In other words, developers can create their own applications embedded in MicroStrategy super cubes. This makes the apps instantaneously fast and marries them to the security features placed in that environment. “You don’t have to learn the data model, security model or the KPIs. All you have to do is format the structure of the dashboard and show it to the executive,” he said.  

India, one of the fastest growing regions for MicroStrategy  

According to Saylor, MicroStrategy’s business in Asia is growing faster than anywhere else in the world and India is one of its fastest-growing countries. “Certainly, they really like MicroStrategy 10. It has been very popular here,” he said, adding how businesses want to be agile and nobody wants to spend two years to create a datacenter or even buy the hardware for a datacenter.

India presents an extraordinary opportunity, Saylor revealed, saying the MicroStrategy 10 platform is appealing to the Indian market. Over the next 36 months, the company shall also step up its recruitment drive in India, adding more people, Saylor confided. “India has the most sophisticated system integrators and application developers in Chennai and Bangalore. We are now focused on building our direct business here. “I feel like I’ll travel here more frequently, because there are thousands of MicroStrategy practitioners [in India],” he said.  

Of late, the company’s joint education program and cloud partnership program with Amazon Web Service has also been very popular.

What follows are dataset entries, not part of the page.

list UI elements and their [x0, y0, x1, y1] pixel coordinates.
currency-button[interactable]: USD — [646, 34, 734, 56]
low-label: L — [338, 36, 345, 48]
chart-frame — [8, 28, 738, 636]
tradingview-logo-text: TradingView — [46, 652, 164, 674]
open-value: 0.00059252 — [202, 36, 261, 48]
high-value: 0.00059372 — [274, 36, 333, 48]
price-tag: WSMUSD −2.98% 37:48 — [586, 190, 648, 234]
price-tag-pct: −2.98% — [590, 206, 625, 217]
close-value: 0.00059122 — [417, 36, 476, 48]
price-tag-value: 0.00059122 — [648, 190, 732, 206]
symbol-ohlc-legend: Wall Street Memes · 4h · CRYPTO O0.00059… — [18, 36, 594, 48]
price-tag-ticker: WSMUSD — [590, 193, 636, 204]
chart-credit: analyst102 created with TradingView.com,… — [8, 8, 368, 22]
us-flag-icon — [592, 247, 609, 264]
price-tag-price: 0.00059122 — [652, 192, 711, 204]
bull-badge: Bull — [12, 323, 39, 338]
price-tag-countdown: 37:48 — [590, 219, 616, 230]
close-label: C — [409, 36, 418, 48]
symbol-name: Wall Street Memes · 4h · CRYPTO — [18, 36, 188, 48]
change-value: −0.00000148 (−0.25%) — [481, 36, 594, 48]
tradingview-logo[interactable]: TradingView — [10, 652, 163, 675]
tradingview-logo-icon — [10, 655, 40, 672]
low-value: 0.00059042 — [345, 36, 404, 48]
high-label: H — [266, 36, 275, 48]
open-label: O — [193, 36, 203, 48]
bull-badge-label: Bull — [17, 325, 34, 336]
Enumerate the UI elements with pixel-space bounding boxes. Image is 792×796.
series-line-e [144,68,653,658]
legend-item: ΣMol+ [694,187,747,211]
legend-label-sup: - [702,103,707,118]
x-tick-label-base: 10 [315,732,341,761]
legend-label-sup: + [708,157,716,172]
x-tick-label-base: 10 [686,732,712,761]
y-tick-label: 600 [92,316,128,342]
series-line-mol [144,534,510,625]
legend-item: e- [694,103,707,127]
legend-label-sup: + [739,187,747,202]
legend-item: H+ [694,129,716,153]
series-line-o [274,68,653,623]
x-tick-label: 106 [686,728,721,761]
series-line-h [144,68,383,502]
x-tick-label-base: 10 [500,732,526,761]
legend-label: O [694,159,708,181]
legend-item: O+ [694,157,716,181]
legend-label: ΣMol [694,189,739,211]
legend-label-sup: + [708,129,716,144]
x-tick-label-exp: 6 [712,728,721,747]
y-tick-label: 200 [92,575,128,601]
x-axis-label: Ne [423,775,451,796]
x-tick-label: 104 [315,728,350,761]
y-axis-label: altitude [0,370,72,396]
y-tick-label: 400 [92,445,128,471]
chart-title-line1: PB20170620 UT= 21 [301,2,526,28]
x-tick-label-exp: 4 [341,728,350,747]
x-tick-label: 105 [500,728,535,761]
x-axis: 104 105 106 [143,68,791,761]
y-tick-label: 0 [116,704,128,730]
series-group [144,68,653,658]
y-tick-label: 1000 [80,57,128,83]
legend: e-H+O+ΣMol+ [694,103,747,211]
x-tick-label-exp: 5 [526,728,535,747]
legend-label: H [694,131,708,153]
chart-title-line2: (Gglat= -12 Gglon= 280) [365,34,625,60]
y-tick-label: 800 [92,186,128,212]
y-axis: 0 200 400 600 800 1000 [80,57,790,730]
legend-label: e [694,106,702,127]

Dematerialization – emerging trend to drive digital business  

Saylor prophesizes the end of credit cards, customer card programs and static forms of identification in the next decade. This will pave the way for massive dematerialization and will totally change the way for multi-channel service and sales. “I am not saying you won’t see them around but what’s going to happen is they will dematerialize to a virtual version and that set of revolutionary magical mobile applications will fuel the demand for big data technology, for cloud power and, in turn, for more agile desktop tools, which is where we are investing,” he said, in closing.